On Thursday, February 12, 2015 at 7:55:07 AM UTC-6, FlashBurn wrote:
> I run gVim on Windows 7. I have my showbreak set as follows
> 
> set showbreak=…
> 
> However for some reason when my line is too long I see the following symbol:
> ¿
> 
> I have to reload my _vimrc file in order to display …
> 
> Does anybody know what is the issue and what I'm doing wrong?
> 
> Any help is appreciated.

I'm going to make a guess, but I don't know what your settings are, so this is 
just a guess.

Probably, your Vim is starting up using the default encoding in Windows, which 
is probably an 8-bit encoding like cp1252 (and Vim will use Latin1).

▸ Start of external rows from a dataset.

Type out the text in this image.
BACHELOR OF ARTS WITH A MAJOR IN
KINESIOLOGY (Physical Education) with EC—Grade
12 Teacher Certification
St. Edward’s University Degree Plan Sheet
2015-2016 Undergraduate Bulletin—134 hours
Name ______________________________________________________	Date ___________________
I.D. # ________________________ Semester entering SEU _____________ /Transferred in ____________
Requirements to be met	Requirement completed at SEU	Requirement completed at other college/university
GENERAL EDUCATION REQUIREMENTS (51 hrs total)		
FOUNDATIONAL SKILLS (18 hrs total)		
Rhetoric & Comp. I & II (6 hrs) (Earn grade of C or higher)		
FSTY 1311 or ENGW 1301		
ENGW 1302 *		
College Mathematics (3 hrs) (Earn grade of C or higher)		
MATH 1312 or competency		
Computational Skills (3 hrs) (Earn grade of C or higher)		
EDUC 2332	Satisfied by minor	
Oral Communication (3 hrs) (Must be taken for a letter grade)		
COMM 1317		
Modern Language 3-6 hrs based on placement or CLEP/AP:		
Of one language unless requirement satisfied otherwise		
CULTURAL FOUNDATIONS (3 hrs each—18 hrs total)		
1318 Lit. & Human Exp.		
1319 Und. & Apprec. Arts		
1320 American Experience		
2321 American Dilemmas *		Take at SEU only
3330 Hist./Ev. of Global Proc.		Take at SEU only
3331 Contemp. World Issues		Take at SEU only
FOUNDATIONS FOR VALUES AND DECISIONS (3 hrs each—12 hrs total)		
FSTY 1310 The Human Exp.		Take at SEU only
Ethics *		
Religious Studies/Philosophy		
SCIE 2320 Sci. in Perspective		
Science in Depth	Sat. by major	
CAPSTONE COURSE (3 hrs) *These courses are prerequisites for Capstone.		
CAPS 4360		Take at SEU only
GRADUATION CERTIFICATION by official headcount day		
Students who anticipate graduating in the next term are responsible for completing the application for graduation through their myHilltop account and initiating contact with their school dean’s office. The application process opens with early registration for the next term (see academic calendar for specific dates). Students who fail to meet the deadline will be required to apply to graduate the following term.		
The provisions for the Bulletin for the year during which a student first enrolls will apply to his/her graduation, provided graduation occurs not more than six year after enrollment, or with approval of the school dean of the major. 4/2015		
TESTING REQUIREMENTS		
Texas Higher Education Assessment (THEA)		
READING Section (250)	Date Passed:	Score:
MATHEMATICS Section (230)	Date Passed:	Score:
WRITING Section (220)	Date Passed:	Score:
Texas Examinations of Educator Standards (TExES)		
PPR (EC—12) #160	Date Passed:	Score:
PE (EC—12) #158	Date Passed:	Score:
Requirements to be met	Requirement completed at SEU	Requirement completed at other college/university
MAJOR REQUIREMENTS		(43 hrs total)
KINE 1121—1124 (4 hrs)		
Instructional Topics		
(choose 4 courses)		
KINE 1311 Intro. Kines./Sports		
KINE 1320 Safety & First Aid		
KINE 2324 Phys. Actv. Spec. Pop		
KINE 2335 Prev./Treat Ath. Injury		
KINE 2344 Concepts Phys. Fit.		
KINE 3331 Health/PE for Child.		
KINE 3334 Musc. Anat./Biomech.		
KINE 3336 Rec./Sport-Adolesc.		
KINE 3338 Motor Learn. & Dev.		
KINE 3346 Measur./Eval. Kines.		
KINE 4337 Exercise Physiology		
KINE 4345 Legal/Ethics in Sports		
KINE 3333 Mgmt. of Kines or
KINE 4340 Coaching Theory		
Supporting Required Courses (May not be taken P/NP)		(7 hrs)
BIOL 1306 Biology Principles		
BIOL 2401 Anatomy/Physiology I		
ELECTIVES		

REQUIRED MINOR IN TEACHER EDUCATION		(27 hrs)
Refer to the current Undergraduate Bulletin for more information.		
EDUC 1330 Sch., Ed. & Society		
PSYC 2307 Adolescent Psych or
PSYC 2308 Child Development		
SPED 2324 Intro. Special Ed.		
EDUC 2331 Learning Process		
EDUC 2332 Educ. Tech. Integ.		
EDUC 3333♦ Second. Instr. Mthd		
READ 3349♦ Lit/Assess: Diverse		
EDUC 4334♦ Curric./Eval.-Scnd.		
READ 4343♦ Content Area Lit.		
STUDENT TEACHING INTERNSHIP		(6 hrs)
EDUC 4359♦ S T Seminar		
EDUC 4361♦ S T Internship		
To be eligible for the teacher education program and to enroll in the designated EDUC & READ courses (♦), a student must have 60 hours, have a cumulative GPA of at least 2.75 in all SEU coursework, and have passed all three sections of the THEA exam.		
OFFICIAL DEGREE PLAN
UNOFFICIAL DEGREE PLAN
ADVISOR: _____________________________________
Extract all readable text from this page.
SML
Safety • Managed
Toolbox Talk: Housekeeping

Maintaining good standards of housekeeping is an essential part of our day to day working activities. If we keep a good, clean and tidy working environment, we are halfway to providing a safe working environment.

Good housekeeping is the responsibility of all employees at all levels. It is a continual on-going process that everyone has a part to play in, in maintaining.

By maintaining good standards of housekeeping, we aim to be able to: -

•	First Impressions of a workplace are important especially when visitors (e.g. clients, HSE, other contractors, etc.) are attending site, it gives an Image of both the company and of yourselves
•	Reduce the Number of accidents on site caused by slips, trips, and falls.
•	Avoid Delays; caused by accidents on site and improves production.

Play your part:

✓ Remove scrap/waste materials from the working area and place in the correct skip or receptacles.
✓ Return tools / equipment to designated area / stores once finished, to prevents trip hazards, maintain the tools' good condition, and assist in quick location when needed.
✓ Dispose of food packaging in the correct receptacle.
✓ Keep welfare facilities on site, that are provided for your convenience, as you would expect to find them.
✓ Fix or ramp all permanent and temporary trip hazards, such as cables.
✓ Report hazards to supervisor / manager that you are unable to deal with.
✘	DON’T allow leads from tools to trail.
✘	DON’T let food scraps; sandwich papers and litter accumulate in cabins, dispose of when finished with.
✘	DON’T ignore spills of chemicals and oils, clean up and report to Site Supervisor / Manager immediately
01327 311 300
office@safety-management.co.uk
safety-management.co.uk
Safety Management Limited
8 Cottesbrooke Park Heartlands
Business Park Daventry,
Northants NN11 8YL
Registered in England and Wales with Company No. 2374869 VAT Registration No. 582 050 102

You probably set encoding to utf-8 in your .vimrc somewhere, to better support 
characters like '…'

But since Vim started in a different encoding, it does not read the bytes 
correctly in "set showbreak=…" when parsing your .vimrc. Therefore, it uses 
some other character (or an unknown character). But when you re-source your 
.vimrc, it reads the bytes correctly.

If this is the cause, then possible fixes include:

1. Place an appropriate "scriptencoding" command in your .vimrc, to tell Vim 
how to read the bytes in the file. For example, "scriptencoding utf-8".
2. Use the escape syntax of strings and a :let command, instead of a :set 
command, somewhere AFTER setting Vim's 'encoding' option. For example:
    let &showbreak="\u2026"

If this does not sound like the cause, then what is your 'encoding' value set 
to, and where does that setting occur in relation to your showbreak setting?